The pair hit it off immediately, and Rowland quickly became Styles’ touring guitarist and trusted collaborator, working on songs such as “Sign of the Times,” “Watermelon Sugar” and “Music for a Sushi Restaurant.” 

After four years of near-constant recording and touring for Styles, Rowland began focusing on his own music, and he released his first album “Come June” in Oct. 2023. 

“Come June” is an ode to anti-production, standing in sharp contrast to his previous work with Styles. “I’ve enjoyed making every record with Harry, but they’re very produced records,” Rowland says. “At the time, Covid was kind of kicking in, and the music that spoke the loudest to me was really minimal music. It was kind of all listening to a guy with a guitar.”

Even though the title suggests otherwise, “Come June” is undeniably a fall album, born to be the soundtrack to sipping an iced chai latte on a chilly morning in September. The stripped-down folk genre suits Rowland, whose resonant voice merges with his signature open-tuned guitar to form one entity. Rowland’s affinity for the upright bass is also heard in each song, making the album sonically unique and providing a smooth underlying rhythm. 

Storytelling is a critical part of Rowland’s songwriting. He creates collages in musical form, using snippets of his life and inspiration from the events around him.

For example, one of Rowland’s favorite songs off “Come June” is “When It All Falls Down,” which originated from watching UFC reruns nearly every day while on vacation in Spain with his wife and her parents. 

Rowland was inspired and decided, “It might be interesting for a song to be about the guy that loses and gets his lights punched out.” 

Rowland also drew inspiration from 1960s British folk artists such as Bert Jansch and Nick Drake for the record. Jansch, in particular, is a role model to Rowland, who explains, “He can kind of sound like an entire band, just playing and singing one of his songs.
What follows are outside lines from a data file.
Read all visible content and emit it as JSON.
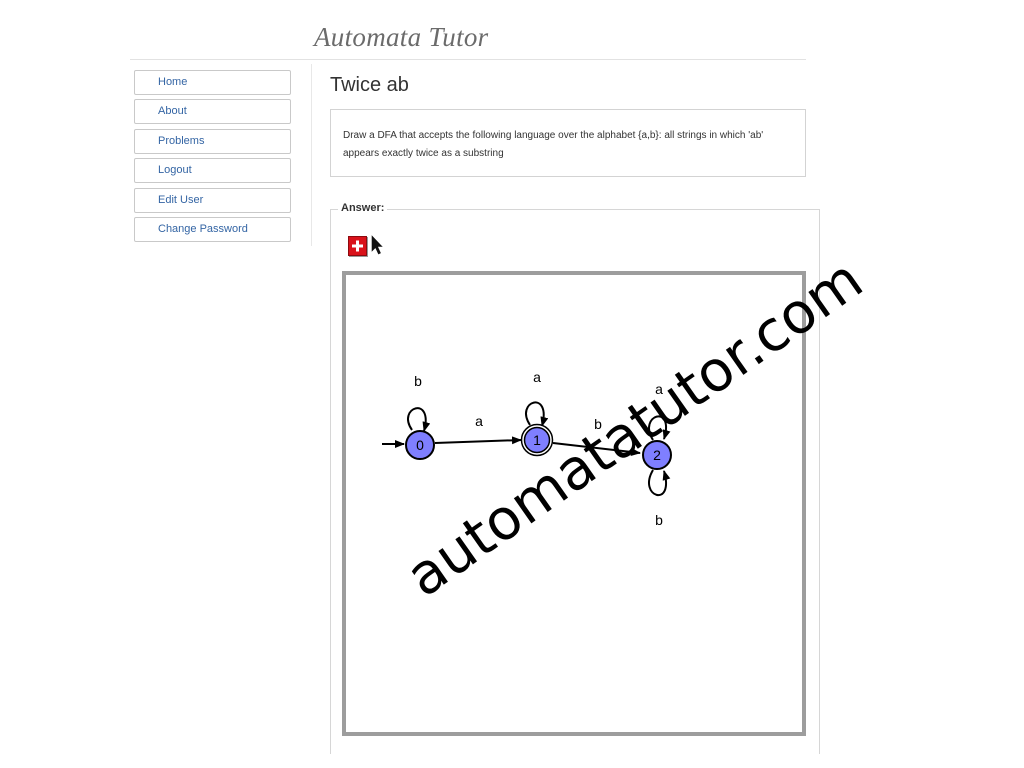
{
  "site": {
    "title": "Automata Tutor"
  },
  "sidebar": {
    "items": [
      {
        "label": "Home"
      },
      {
        "label": "About"
      },
      {
        "label": "Problems"
      },
      {
        "label": "Logout"
      },
      {
        "label": "Edit User"
      },
      {
        "label": "Change Password"
      }
    ]
  },
  "problem": {
    "title": "Twice ab",
    "description": "Draw a DFA that accepts the following language over the alphabet {a,b}: all strings in which 'ab' appears exactly twice as a substring"
  },
  "answer": {
    "legend": "Answer:",
    "tools": {
      "add_state_icon": "plus-icon",
      "pointer_icon": "cursor-arrow-icon"
    }
  },
  "automaton": {
    "state_fill": "#7f7fff",
    "states": [
      {
        "id": "0",
        "label": "0",
        "initial": true,
        "accepting": false
      },
      {
        "id": "1",
        "label": "1",
        "initial": false,
        "accepting": true
      },
      {
        "id": "2",
        "label": "2",
        "initial": false,
        "accepting": false
      }
    ],
    "transitions": [
      {
        "from": "0",
        "to": "0",
        "label": "b"
      },
      {
        "from": "0",
        "to": "1",
        "label": "a"
      },
      {
        "from": "1",
        "to": "1",
        "label": "a"
      },
      {
        "from": "1",
        "to": "2",
        "label": "b"
      },
      {
        "from": "2",
        "to": "2",
        "label": "a"
      },
      {
        "from": "2",
        "to": "2",
        "label": "b"
      }
    ]
  },
  "watermark": {
    "text": "automatatutor.com"
  }
}
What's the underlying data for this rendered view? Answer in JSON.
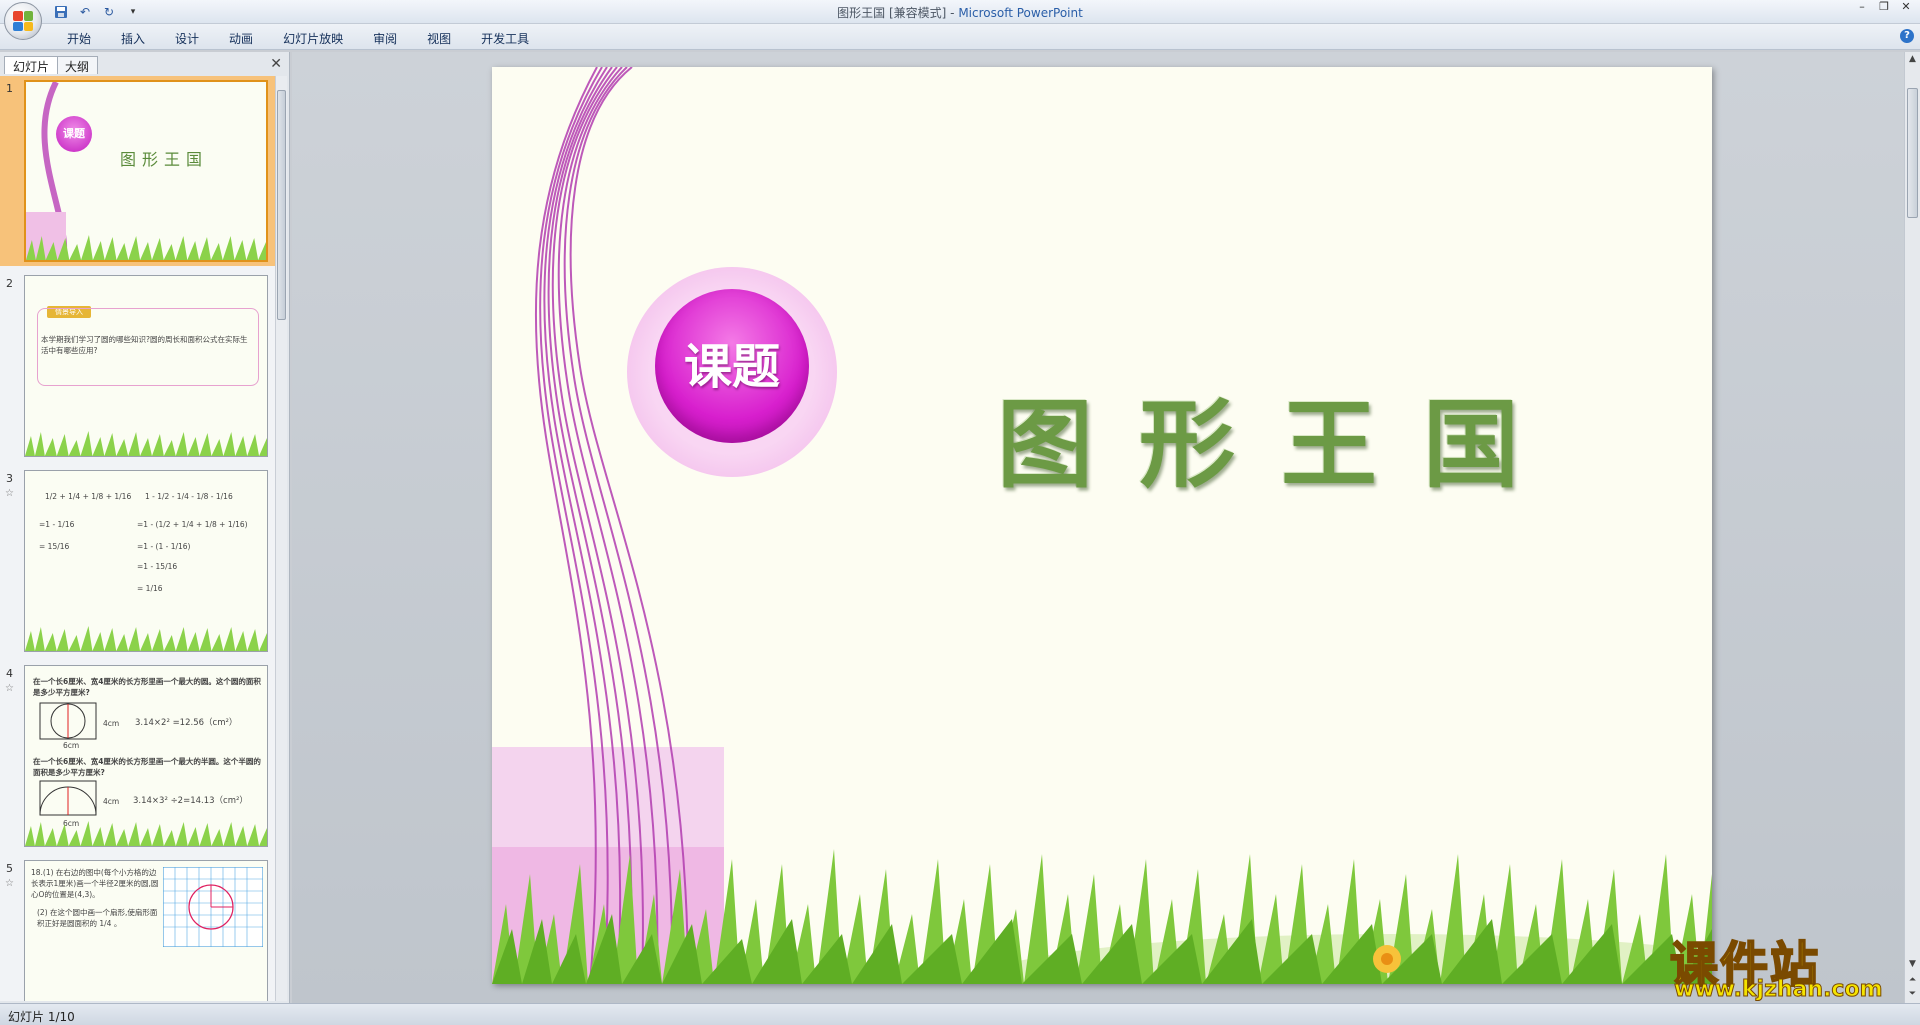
{
  "window": {
    "title": "图形王国 [兼容模式]",
    "separator": " - ",
    "app_name": "Microsoft PowerPoint"
  },
  "ribbon": {
    "tabs": [
      "开始",
      "插入",
      "设计",
      "动画",
      "幻灯片放映",
      "审阅",
      "视图",
      "开发工具"
    ]
  },
  "left_pane": {
    "tab_slides": "幻灯片",
    "tab_outline": "大纲",
    "slides": [
      {
        "num": "1",
        "title": "图形王国",
        "badge": "课题"
      },
      {
        "num": "2",
        "header": "情景导入",
        "text": "本学期我们学习了圆的哪些知识?圆的周长和面积公式在实际生活中有哪些应用?"
      },
      {
        "num": "3",
        "lines_left": [
          "1/2 + 1/4 + 1/8 + 1/16",
          "=1 - 1/16",
          "= 15/16"
        ],
        "lines_right": [
          "1 - 1/2 - 1/4 - 1/8 - 1/16",
          "=1 - (1/2 + 1/4 + 1/8 + 1/16)",
          "=1 - (1 - 1/16)",
          "=1 - 15/16",
          "= 1/16"
        ]
      },
      {
        "num": "4",
        "q1": "在一个长6厘米、宽4厘米的长方形里画一个最大的圆。这个圆的面积是多少平方厘米?",
        "a1": "3.14×2² =12.56（cm²）",
        "q2": "在一个长6厘米、宽4厘米的长方形里画一个最大的半圆。这个半圆的面积是多少平方厘米?",
        "a2": "3.14×3² ÷2=14.13（cm²）",
        "w": "6cm",
        "h": "4cm"
      },
      {
        "num": "5",
        "text1": "18.(1) 在右边的图中(每个小方格的边长表示1厘米)画一个半径2厘米的圆,圆心O的位置是(4,3)。",
        "text2": "(2) 在这个圆中画一个扇形,使扇形面积正好是圆面积的 1/4 。"
      }
    ]
  },
  "slide": {
    "badge": "课题",
    "title": "图形王国"
  },
  "status": {
    "slide_counter": "幻灯片 1/10"
  },
  "watermark": {
    "brand": "课件站",
    "url": "www.kjzhan.com"
  },
  "colors": {
    "accent_magenta": "#d81fce",
    "title_green": "#6c9a45",
    "selection_orange": "#f7c27a"
  }
}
He just covers a lot of ground.” This influence is evident in “Come June” through Rowland’s ability to captivate with introspective lyrics and guitar-powered production.

Many other people significantly contributed to the creation of “Come June.” Namely, legendary indie producer Rob Schnapf produced the album, and collaborator Ben Harper played lap steel on the song “All the Way Back.”

Additionally, Rowland’s wife, English drummer Sarah Jones, was a large proponent of the album’s formation. 

He calls her his “muse” and says, “If I’m kicking around a few ideas for songs, and she says, ‘Oh, that’s nice.’ Maybe that’s good enough encouragement for me to say, ‘All right, maybe I’ll finish that idea off.’”

As of now, Rowland is two weeks into tour, and he has already played at iconic venues such as the Fillmore in San Francisco and the Fonda Theatre in Los Angeles. He is continuing to play shows through the end of March, stopping by Terminal West in Atlanta on Mar. 6. 

Rowland also has new music coming out soon, including the single “Carry On With Your Tea” that will be pressed on a 7” vinyl for the upcoming Record Store Day. While it falls into the same realm as “Come June,” he says, “It’s a glimpse into what some more music might sound like.”

Even though Rowland only has one album so far, it is clear that he has already found his voice in the industry. 

“Come June” is a brilliant showcase of his charming authenticity, musicality and the pride that he holds in his work.